THE WATER LILY FAMILY (Nymphaeaceae)
Nymphaeaceae is a family of flowering plants that live as rhizomatous aquatic herbs in temperate and tropical climates around the world. Water lilies are rooted in soil in bodies of water, with leaves and flowers floating on the surface. Their large flowers with multiple unspecialized parts are considered to represent the floral pattern of the earliest flowering plants (basal angiosperms). The family is further characterized by scattered vascular bundles (veins) in the stems (not the regular arrangement of evolutionarily more advanced flowering plants) and of the frequent presence of hairs producing mucilage (slime). Horticulturally water lilies have been hybridized for temperate gardens since the nineteenth century, and the hybrids are divided into three groups: hardy, night-blooming tropical, and day-blooming tropical.

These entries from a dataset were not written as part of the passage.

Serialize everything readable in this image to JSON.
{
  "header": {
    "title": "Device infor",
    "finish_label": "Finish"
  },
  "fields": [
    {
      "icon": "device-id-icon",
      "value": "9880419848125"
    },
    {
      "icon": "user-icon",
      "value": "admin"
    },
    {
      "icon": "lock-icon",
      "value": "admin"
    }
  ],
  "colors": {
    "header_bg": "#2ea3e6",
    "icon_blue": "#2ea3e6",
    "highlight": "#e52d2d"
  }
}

The leaves are round, with a radial notch in Nymphaea and Nuphar, but fully circular in Victoria. They may exist as underwater and/or floating forms. All the vegetative parts, leaves and stems alike, possess air canals and usually have simple hairs producing mucilage (slime).
Flowers are solitary, bisexual, radial, with a long pedicel and usually floating or raised above the surface of the water. Genera with more floral parts, (Nuphar, Nymphaea and Victoria), are pollinated by beetles while genera with fewer parts are pollinated by flies or bees, or are self- or wind-pollinated. There are no distinct petals and sepals as is characteristic in most higher plants. The form of the numerous, usually petal-like and spirally arranged tepals may change gradually into that of the stamens towards the middle of the flower. Stamens and carpels vary in number from 3 to numerous and the fruit is an aggregate of nuts, a berry, or an irregularly dehiscent fleshy capsule.